ERAが0.82にも満たない…大谷翔平のサイ・ヤング賞の決定的な障害は?
ERAが0.82にも満たない…大谷翔平のサイ・ヤング賞の決定的な障害は?
今季の大谷翔平(ロサンゼルス・ドジャース)の投手成績は常識を超えている。9試合、55イニングで防御率0.82、WHIP 0.82、被打率0.147を記録。8試合でクオリティスタートを記録し、先月28日(韓国時間)のコロラド・ロッキーズ戦では99球、6イニング無安打、7奪三振、1失点の好投を見せた。これだけの成績なら自然にサイ・ヤング賞の名前が挙がるが、現地の識者の見方は冷ややかだ。
ピアジンスキーの痛烈な一撃
ピアジンスキーの痛烈な一撃
メジャー通算2043安打を記録した元名捕手のAJピアジンスキーは、自身の野球専門YouTubeチャンネル「ファウル・テリトリー」で『大谷がサイ・ヤング賞を獲るとはまだ思えない』と断言した。理由は二つある。
第一に、ナショナルリーグには強力な候補がひしめいている点だ。フィラデルフィアのクリストファー・サンチェスは5月の1か月間で1点も許さず、クリス・セール(アトランタ)やポール・スキネス(ピッツバーグ)も後半にかけてペースを上げる可能性がある。
第二に、大谷が150イニングを満たすのも容易ではない点だ。ピアジンスキーは「150イニングでも実はかなり少ない」と指摘した。ESPNもこのままのペースならシーズン通算で150イニング前後になると分析しているが、先発投手のサイ・ヤング賞受賞者で最少イニング記録(短縮シーズンを除く)は2021年のコービン・バーンズの167イニングであり、その重みは大きい。
サイ・ヤング賞の現実
サイ・ヤング賞の現実
サイ・ヤング賞の投票では、防御率や奪三振などのクオリティ指標と同等かそれ以上に、累積イニングが重視される。どれだけ長くチームを支えたかが評価の大きな基準になるのだ。大谷は投打二刀流ゆえに体力管理が不可避で、ドジャースも登板スケジュールを慎重に組んでいる。

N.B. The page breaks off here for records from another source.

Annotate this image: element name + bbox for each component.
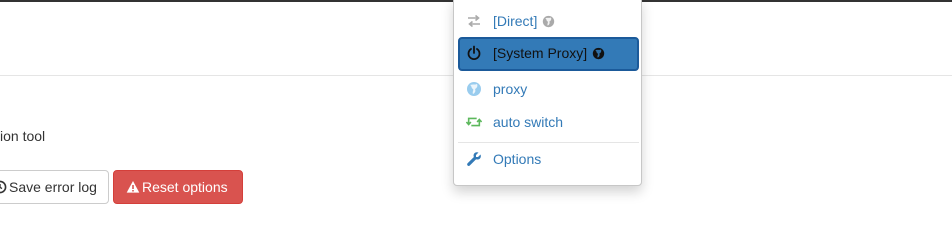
power-icon	[466, 45, 482, 61]
menu-item-proxy[interactable]: proxy	[458, 73, 639, 105]
menu-item-options-label: Options	[493, 151, 542, 167]
wrench-icon	[466, 151, 482, 167]
globe-icon	[466, 81, 482, 97]
proxy-switch-dropdown: [Direct] [System Proxy] proxy auto switc…	[453, 0, 642, 186]
menu-item-options[interactable]: Options	[458, 143, 639, 175]
save-error-log-button[interactable]: Save error log	[0, 170, 109, 204]
globe-icon	[592, 47, 605, 60]
menu-item-system-proxy-label: [System Proxy]	[493, 45, 588, 61]
globe-icon	[543, 15, 555, 28]
reset-options-button[interactable]: Reset options	[113, 170, 243, 204]
menu-item-auto-switch-label: auto switch	[493, 114, 564, 130]
retweet-icon	[466, 114, 482, 130]
description-text: ion tool	[0, 128, 46, 144]
save-error-log-label: Save error log	[9, 179, 97, 195]
options-page: ion tool Save error log Reset options [D…	[0, 0, 952, 240]
menu-item-proxy-label: proxy	[493, 81, 528, 97]
reset-options-label: Reset options	[142, 179, 228, 195]
menu-item-direct-label: [Direct]	[493, 13, 538, 29]
menu-item-system-proxy[interactable]: [System Proxy]	[458, 37, 639, 71]
menu-item-auto-switch[interactable]: auto switch	[458, 106, 639, 138]
warning-icon	[126, 180, 140, 194]
clock-icon	[0, 180, 7, 194]
transfer-icon	[466, 13, 482, 29]
menu-item-direct[interactable]: [Direct]	[458, 5, 639, 37]
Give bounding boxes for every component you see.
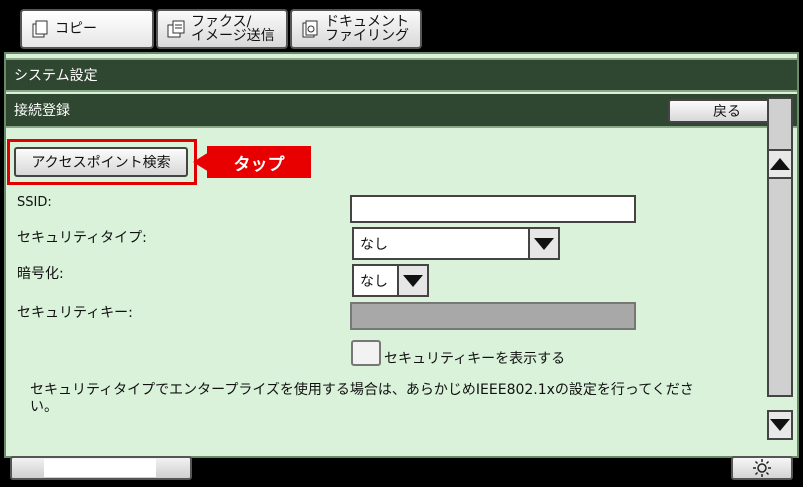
arrow-down-icon (770, 419, 790, 431)
tab-document-filing[interactable]: ドキュメント ファイリング (290, 9, 422, 49)
document-filing-icon (302, 20, 318, 38)
encryption-label: 暗号化: (17, 266, 64, 282)
security-key-label: セキュリティキー: (17, 305, 133, 321)
security-type-label: セキュリティタイプ: (17, 230, 147, 246)
chevron-down-icon (397, 266, 427, 295)
copy-icon (32, 20, 48, 38)
tab-document-filing-label: ドキュメント ファイリング (325, 14, 409, 44)
info-note-line2: い。 (30, 399, 58, 415)
tab-copy[interactable]: コピー (20, 9, 154, 49)
callout-highlight (7, 139, 197, 185)
scroll-up-button[interactable] (767, 149, 793, 179)
security-type-select[interactable]: なし (352, 227, 560, 260)
scroll-down-button[interactable] (767, 410, 793, 440)
tab-copy-label: コピー (55, 21, 97, 37)
info-note-line1: セキュリティタイプでエンタープライズを使用する場合は、あらかじめIEEE802.… (30, 382, 694, 398)
job-status-field (44, 459, 156, 477)
show-key-label[interactable]: セキュリティキーを表示する (384, 348, 565, 368)
encryption-select[interactable]: なし (352, 264, 429, 297)
brightness-button[interactable] (731, 456, 793, 480)
section-title-label: 接続登録 (14, 103, 70, 119)
ssid-label: SSID: (17, 195, 52, 210)
job-status-bar[interactable] (10, 456, 192, 480)
security-type-value: なし (360, 236, 388, 253)
fax-icon (167, 20, 185, 38)
security-key-input (350, 302, 636, 330)
ssid-input[interactable] (350, 195, 636, 223)
scrollbar-track[interactable] (767, 97, 793, 397)
sun-icon (753, 459, 771, 477)
chevron-down-icon (528, 229, 558, 258)
page-title: システム設定 (6, 58, 797, 92)
tab-fax-image-send[interactable]: ファクス/ イメージ送信 (156, 9, 288, 49)
callout-tap-label: タップ (207, 146, 311, 178)
tab-fax-label: ファクス/ イメージ送信 (191, 14, 275, 44)
arrow-up-icon (770, 158, 790, 170)
encryption-value: なし (360, 273, 388, 290)
info-note: セキュリティタイプでエンタープライズを使用する場合は、あらかじめIEEE802.… (30, 382, 770, 416)
show-key-checkbox[interactable] (351, 340, 381, 366)
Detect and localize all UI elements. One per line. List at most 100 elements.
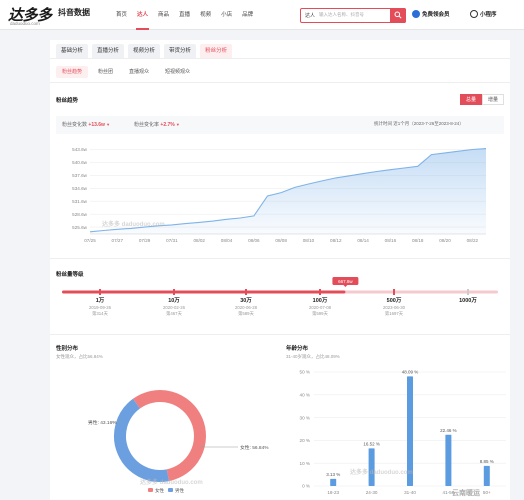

ピアジンスキーは「もし防御率0.90前後でシーズンを終えれば無視できない候補になるだろうが、現時点では投手部門でやや見劣りする」と指摘した。実際、サイ・ヤング賞は単に「どれだけ良く投げたか」だけでなく「どれだけ多く投げたか」も評価対象だ。大谷の個別指標がいかに圧倒的でも、この壁を越えるのは容易ではない。
MVPは確実視され、サイ・ヤング賞はこれからが勝負
MVPは確実視され、サイ・ヤング賞はこれからが勝負
ピアジンスキーはMVPについては全く別の評価を示した。「大谷はMVPを間違いなく受賞するだろう。投手と打者を同時にこなす選手にそれ以上の価値はない」と確信を示した。大谷は今季、打者としてもリーグ上位の成績を保ち、打撃と投球を同時にこなす唯一の存在だ。
問題はサイ・ヤング賞だ。大谷はこれまで「不可能」を何度も覆してきた選手だが、残りのシーズンで現在のペースを維持しつつイニングを積み上げられるかが鍵になる。投票者の見方が変わる余地は十分にあるが、投手として大谷が最終的にどんな数字を残すかはシーズン終了まで目が離せない。